I was sharing what might otherwise have been a contemplative moment with our CFO, General Ledger. He is a curiosity, with ears that make him look like Mars with its two moons. To the left, Phobos. To the right, Deimos. He is no Jupiter, thank goodness; its 67 moons would certainly have made him something to ponder.

So General Ledger was talking about this kid, Jason. Jason is working for the summer in the Accounting Department, entering data. A philosophy major, he is exactly wrong for this job, but a paycheck is a paycheck.

It seems that Anne, Jason’s supervisor, was complaining about him. Jason has six or seven stacks of soft drink cans in his cubicle, each can precariously perched on the one below – or, as he would say it, under the one above. He refers to the stacks as pyramids, which Anne finds stupid and annoying. The stacks are, apparently, in a race to reach the top lip of the office dividers. On his desk is a robot made entirely of thumbtacks and elastic bands. Anne has concluded that he had to be building this stupid thing on company time, although she does admit that it really does look like a robot.

A philosophy major, he is exactly wrong for this job.

To further confound Anne’s sensibilities, Jason works off-kilter hours, which he can do because, after all, he just enters data. He comes in at 10:00, works through the noon hour and takes his lunch at 1:30. So in the early afternoon, when everyone else is working, he is sitting back, reading Descartes’ Discourse on Method or Aristotle’s Nicomachean Ethics.

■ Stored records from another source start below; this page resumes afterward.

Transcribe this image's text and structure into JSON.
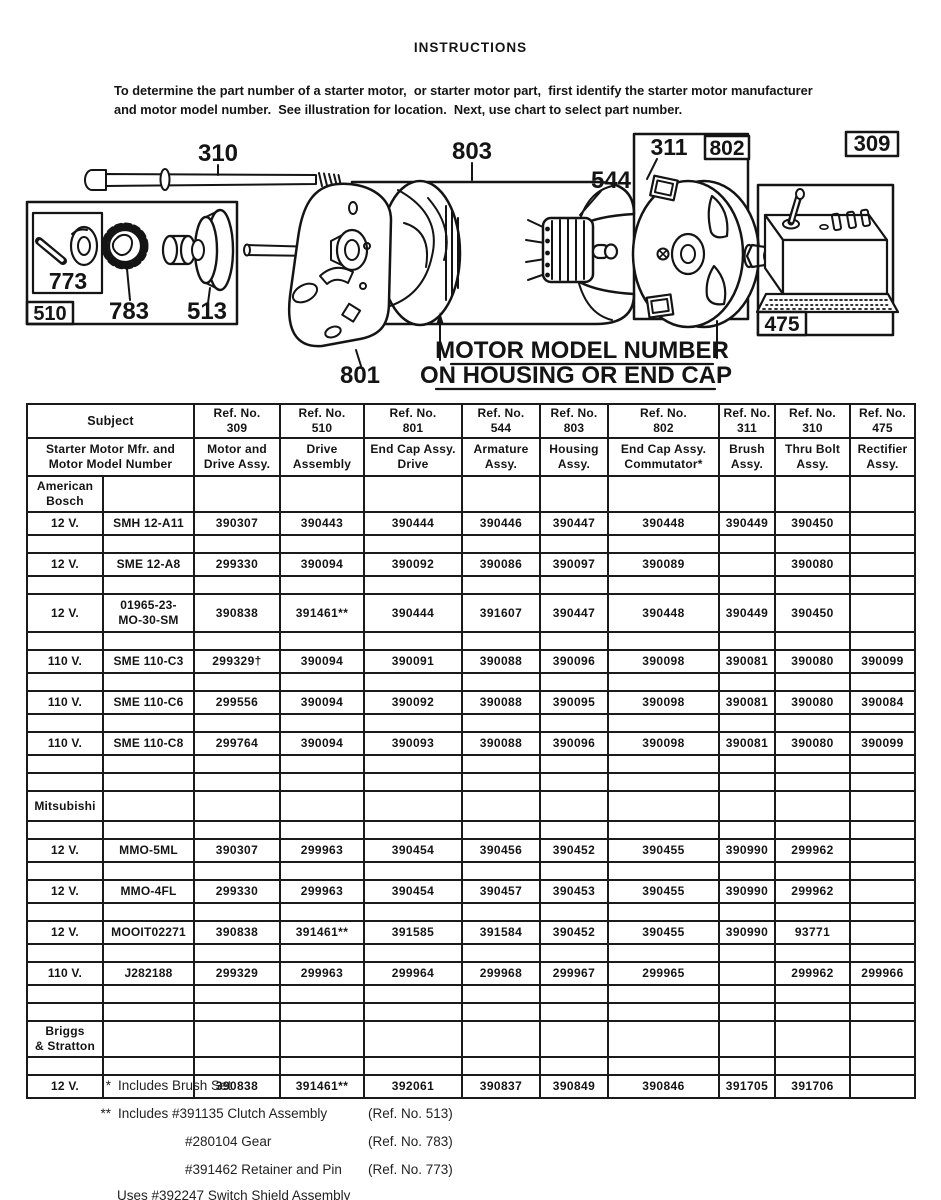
{
  "page": {
    "title": "INSTRUCTIONS",
    "instructions_line1": "To determine the part number of a starter motor,  or starter motor part,  first identify the starter motor manufacturer",
    "instructions_line2": "and motor model number.  See illustration for location.  Next, use chart to select part number."
  },
  "diagram": {
    "labels": {
      "thru_bolt": "310",
      "retainer_pin": "773",
      "gear": "783",
      "clutch": "513",
      "drive_box": "510",
      "end_cap_drive": "801",
      "housing": "803",
      "armature": "544",
      "brush": "311",
      "end_cap_comm": "802",
      "motor_drive": "309",
      "rectifier": "475"
    },
    "callout_line1": "MOTOR MODEL NUMBER",
    "callout_line2": "ON HOUSING OR END CAP"
  },
  "table": {
    "header": {
      "subject": "Subject",
      "subject_sub": "Starter Motor Mfr. and\nMotor Model Number",
      "columns": [
        {
          "ref": "Ref. No.",
          "num": "309",
          "desc": "Motor and\nDrive Assy."
        },
        {
          "ref": "Ref. No.",
          "num": "510",
          "desc": "Drive\nAssembly"
        },
        {
          "ref": "Ref. No.",
          "num": "801",
          "desc": "End Cap Assy.\nDrive"
        },
        {
          "ref": "Ref. No.",
          "num": "544",
          "desc": "Armature\nAssy."
        },
        {
          "ref": "Ref. No.",
          "num": "803",
          "desc": "Housing\nAssy."
        },
        {
          "ref": "Ref. No.",
          "num": "802",
          "desc": "End Cap Assy.\nCommutator*"
        },
        {
          "ref": "Ref. No.",
          "num": "311",
          "desc": "Brush\nAssy."
        },
        {
          "ref": "Ref. No.",
          "num": "310",
          "desc": "Thru Bolt\nAssy."
        },
        {
          "ref": "Ref. No.",
          "num": "475",
          "desc": "Rectifier\nAssy."
        }
      ]
    },
    "rows": [
      {
        "kind": "group",
        "label": "American\nBosch"
      },
      {
        "kind": "data",
        "voltage": "12 V.",
        "model": "SMH 12-A11",
        "parts": [
          "390307",
          "390443",
          "390444",
          "390446",
          "390447",
          "390448",
          "390449",
          "390450",
          ""
        ]
      },
      {
        "kind": "blank"
      },
      {
        "kind": "data",
        "voltage": "12 V.",
        "model": "SME 12-A8",
        "parts": [
          "299330",
          "390094",
          "390092",
          "390086",
          "390097",
          "390089",
          "",
          "390080",
          ""
        ]
      },
      {
        "kind": "blank"
      },
      {
        "kind": "data",
        "tall": true,
        "voltage": "12 V.",
        "model": "01965-23-\nMO-30-SM",
        "parts": [
          "390838",
          "391461**",
          "390444",
          "391607",
          "390447",
          "390448",
          "390449",
          "390450",
          ""
        ]
      },
      {
        "kind": "blank"
      },
      {
        "kind": "data",
        "voltage": "110 V.",
        "model": "SME 110-C3",
        "parts": [
          "299329†",
          "390094",
          "390091",
          "390088",
          "390096",
          "390098",
          "390081",
          "390080",
          "390099"
        ]
      },
      {
        "kind": "blank"
      },
      {
        "kind": "data",
        "voltage": "110 V.",
        "model": "SME 110-C6",
        "parts": [
          "299556",
          "390094",
          "390092",
          "390088",
          "390095",
          "390098",
          "390081",
          "390080",
          "390084"
        ]
      },
      {
        "kind": "blank"
      },
      {
        "kind": "data",
        "voltage": "110 V.",
        "model": "SME 110-C8",
        "parts": [
          "299764",
          "390094",
          "390093",
          "390088",
          "390096",
          "390098",
          "390081",
          "390080",
          "390099"
        ]
      },
      {
        "kind": "blank"
      },
      {
        "kind": "blank"
      },
      {
        "kind": "group",
        "label": "Mitsubishi"
      },
      {
        "kind": "blank"
      },
      {
        "kind": "data",
        "voltage": "12 V.",
        "model": "MMO-5ML",
        "parts": [
          "390307",
          "299963",
          "390454",
          "390456",
          "390452",
          "390455",
          "390990",
          "299962",
          ""
        ]
      },
      {
        "kind": "blank"
      },
      {
        "kind": "data",
        "voltage": "12 V.",
        "model": "MMO-4FL",
        "parts": [
          "299330",
          "299963",
          "390454",
          "390457",
          "390453",
          "390455",
          "390990",
          "299962",
          ""
        ]
      },
      {
        "kind": "blank"
      },
      {
        "kind": "data",
        "voltage": "12 V.",
        "model": "MOOIT02271",
        "parts": [
          "390838",
          "391461**",
          "391585",
          "391584",
          "390452",
          "390455",
          "390990",
          "93771",
          ""
        ]
      },
      {
        "kind": "blank"
      },
      {
        "kind": "data",
        "voltage": "110 V.",
        "model": "J282188",
        "parts": [
          "299329",
          "299963",
          "299964",
          "299968",
          "299967",
          "299965",
          "",
          "299962",
          "299966"
        ]
      },
      {
        "kind": "blank"
      },
      {
        "kind": "blank"
      },
      {
        "kind": "group",
        "label": "Briggs\n& Stratton"
      },
      {
        "kind": "blank"
      },
      {
        "kind": "data",
        "voltage": "12 V.",
        "model": "",
        "parts": [
          "390838",
          "391461**",
          "392061",
          "390837",
          "390849",
          "390846",
          "391705",
          "391706",
          ""
        ]
      }
    ]
  },
  "footnotes": [
    {
      "marker": "*",
      "text": "Includes Brush Set",
      "ref": ""
    },
    {
      "marker": "**",
      "text": "Includes #391135 Clutch Assembly",
      "ref": "(Ref. No. 513)"
    },
    {
      "marker": "",
      "text": "#280104 Gear",
      "ref": "(Ref. No. 783)"
    },
    {
      "marker": "",
      "text": "#391462 Retainer and Pin",
      "ref": "(Ref. No. 773)"
    },
    {
      "marker": "",
      "text": "Uses #392247 Switch Shield Assembly",
      "ref": ""
    }
  ]
}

The other employees look at him and think he is goofing off. Then he leaves after everyone is gone, so no one knows what he is doing.

Also vexing for Anne, who would have made a good puritan, is that Jason is cute and all the young ladies in her group find reasons to drop in on him and chat. Jason is nothing if not polite and he accommodates them with charm and cordiality.

Sounds like a fine lad, I said. So what is the issue? Well, he answered, his outsized ears turning scarlet, Jason is clearly not a fit.

I sipped my very bold coffee slowly. It was still hot. Does he get the job done? I asked. Yes. Does he make mistakes? No. Hmmph, I said, in my best Tom Selleck. Clearly not a fit.

Well, I suggested, if he is cordial and likes working later hours, why not transfer him to our Customer Care Center where he could be a service rep. Then everyone would be happy… except, I suppose, the girls in Accounting.

General Ledger’s eyes lit up. Of course! Why had he not thought of that?

I don’t know. Why? But then, like the man said, as long as the answer is right, who cares if the question is wrong?